Tip 2 – Submit design proposals
For my Parquet example above, although the feature had been specified at the format level, the implementation was somewhat greenfield. There were no existing abstractions or analogues in the codebase that were directly useful in building out the functionality. And the library was in C++ which (let’s just say politely) affords several alternate paradigms and idioms for designing solutions.
The codebase was also uneven – some written in the traditional style and some very modern C++, some well-tested, some less so, and so on.
Uncertain of how to proceed, I picked what I thought was a reasonable approach, coded it up, wrote a lot of unit tests and opened a Pull Request (PR). That took time – both in deciding on design and implementing code and tests.
In retrospect, I would have done it slightly differently: I would have sketched out the proposed approach (the interface, the broad strokes of the planned implementation, maybe an outline of the testing strategy) much earlier and listed alternative approaches that I considered and rejected. In the end, I re-implemented the feature several times both on my own initiative and in response to insightful review comments.
This meant a good deal of the time I spent polishing the first implementation was wasted.
My takeaway from this is that there’s little point in trying to predict precisely what the current set of reviewers and committers will consider acceptable: ask the question and listen to feedback because too much communication is better than too little.
And that lesson applies to the feature suggestion process as well as the code submission process. Find the most economical way to express your intended contribution clearly and fully and solicit feedback as early as possible.
Tip 3 – Relax expectations on timelines
The proverb says: if you want to go fast, go alone, but if you want to go far, go together. Major OSS projects always want to go far and so they willingly give up development speed to achieve stability and longevity.
There’s just no way around it: driving consensus among the large, heterogeneous, geographically dispersed set of volunteers that comprise most OSS communities is sometimes difficult and almost always time-consuming.
You won’t enjoy the fast feedback loop that you’re used to for in-house development.
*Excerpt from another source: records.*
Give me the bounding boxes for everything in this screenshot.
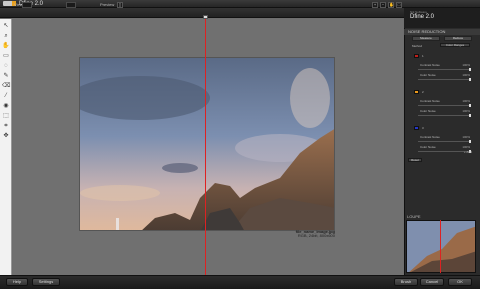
lasso-tool-icon[interactable]: ◌	[2, 62, 10, 70]
noise-reduction-header[interactable]: NOISE REDUCTION	[404, 29, 480, 35]
image-caption: file_name_image.jpg RGB, 24bit, 800x600	[285, 230, 335, 238]
zoom-out-icon[interactable]: −	[380, 2, 386, 8]
split-divider[interactable]	[205, 19, 206, 275]
cancel-button[interactable]: Cancel	[420, 278, 444, 286]
color-noise-label: Color Noise	[420, 109, 436, 113]
slider-knob[interactable]	[469, 140, 471, 143]
contrast-noise-slider[interactable]	[418, 69, 470, 70]
color-range-swatch[interactable]	[414, 90, 419, 94]
brush-button[interactable]: Brush	[394, 278, 418, 286]
contrast-noise-label: Contrast Noise	[420, 99, 440, 103]
color-range-label: 3	[422, 126, 424, 130]
reset-button[interactable]: Reset	[408, 158, 422, 162]
slider-value: 100%	[462, 99, 470, 103]
method-label: Method	[412, 44, 423, 48]
color-noise-slider[interactable]	[418, 79, 470, 80]
arrow-tool-icon[interactable]: ↖	[2, 22, 10, 30]
slider-knob[interactable]	[469, 68, 471, 71]
color-range-swatch[interactable]	[414, 54, 419, 58]
rect-tool-icon[interactable]: ▭	[2, 52, 10, 60]
color-noise-label: Color Noise	[420, 145, 436, 149]
zoom-tool-icon[interactable]: ⌕	[2, 32, 10, 40]
color-noise-slider[interactable]	[418, 115, 470, 116]
loupe-image	[407, 221, 475, 272]
crop-tool-icon[interactable]: ⌗	[2, 122, 10, 130]
preview-label: Preview	[100, 2, 115, 7]
fit-icon[interactable]: □	[396, 2, 402, 8]
color-noise-slider[interactable]	[418, 151, 470, 152]
contrast-noise-label: Contrast Noise	[420, 135, 440, 139]
move-tool-icon[interactable]: ✥	[2, 132, 10, 140]
slider-value: 100%	[462, 109, 470, 113]
slider-knob[interactable]	[469, 78, 471, 81]
photo-image	[80, 58, 334, 230]
settings-button[interactable]: Settings	[32, 278, 60, 286]
loupe-split-divider	[440, 220, 441, 273]
photo-preview[interactable]	[79, 57, 335, 231]
hand-icon[interactable]: ✋	[388, 2, 394, 8]
loupe-preview[interactable]	[406, 220, 476, 273]
slider-knob[interactable]	[469, 114, 471, 117]
tab-measure[interactable]: Measure	[412, 36, 440, 41]
slider-value: 100%	[462, 73, 470, 77]
color-range-label: 2	[422, 90, 424, 94]
slider-value: 100%	[462, 63, 470, 67]
method-select[interactable]: Color Ranges	[440, 43, 470, 47]
slider-value: 100%	[462, 135, 470, 139]
eraser-tool-icon[interactable]: ⌫	[2, 82, 10, 90]
zoom-select[interactable]	[66, 2, 76, 8]
add-method-button[interactable]: + Add	[464, 150, 472, 154]
split-view-icon[interactable]: ▯	[117, 2, 123, 8]
tab-reduce[interactable]: Reduce	[444, 36, 472, 41]
color-noise-label: Color Noise	[420, 73, 436, 77]
hand-tool-icon[interactable]: ✋	[2, 42, 10, 50]
fill-tool-icon[interactable]: ◉	[2, 102, 10, 110]
contrast-noise-slider[interactable]	[418, 105, 470, 106]
color-range-label: 1	[422, 54, 424, 58]
ok-button[interactable]: OK	[448, 278, 472, 286]
contrast-noise-label: Contrast Noise	[420, 63, 440, 67]
contrast-noise-slider[interactable]	[418, 141, 470, 142]
loupe-label: LOUPE	[407, 214, 421, 219]
slider-value: 100%	[462, 145, 470, 149]
rect-select-tool-icon[interactable]: ⬚	[2, 112, 10, 120]
view-select[interactable]	[22, 2, 32, 8]
eyedropper-tool-icon[interactable]: ⁄	[2, 92, 10, 100]
color-range-swatch[interactable]	[414, 126, 419, 130]
split-divider-handle[interactable]	[203, 15, 208, 19]
help-button[interactable]: Help	[6, 278, 28, 286]
slider-knob[interactable]	[469, 104, 471, 107]
brush-tool-icon[interactable]: ✎	[2, 72, 10, 80]
zoom-in-icon[interactable]: +	[372, 2, 378, 8]
panel-title: Dfine 2.0	[410, 14, 435, 20]
image-caption-meta: RGB, 24bit, 800x600	[297, 233, 335, 238]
At every stage of the process there will be feature adoption, design agreement and code review – things will likely go slower than you’re accustomed to.
Tip 4 – Stay involved
My initial Parquet contribution consisted of two PRs and after they landed, I moved to the sidelines on that project. But I kept watching the Parquet mailing list fairly attentively.
I’m glad I did. After the library version containing my changes was released there was a hiccup related to my new functionality – the new feature was correctly implemented but it turned out that some of the assumptions built into the feature’s specification regarding how users were using the pre-existing (now superseded) feature were wrong. This meant that Parquet files written previously by several projects were now being misinterpreted when read by the new version of the library.
I could have been disheartened but the community – including me, now a small part of it, I suppose – fairly quickly introduced workarounds to resolve the issues. This provided a valuable reminder: even though you’re a volunteer in an OSS community, professional courtesy still includes standing behind your work product.
It’s possible to make the jump to OSS developer. Collaboration runs through every step of OSS development. It may feel inefficient at first, but the resulting community ownership of the product is a worthy goal.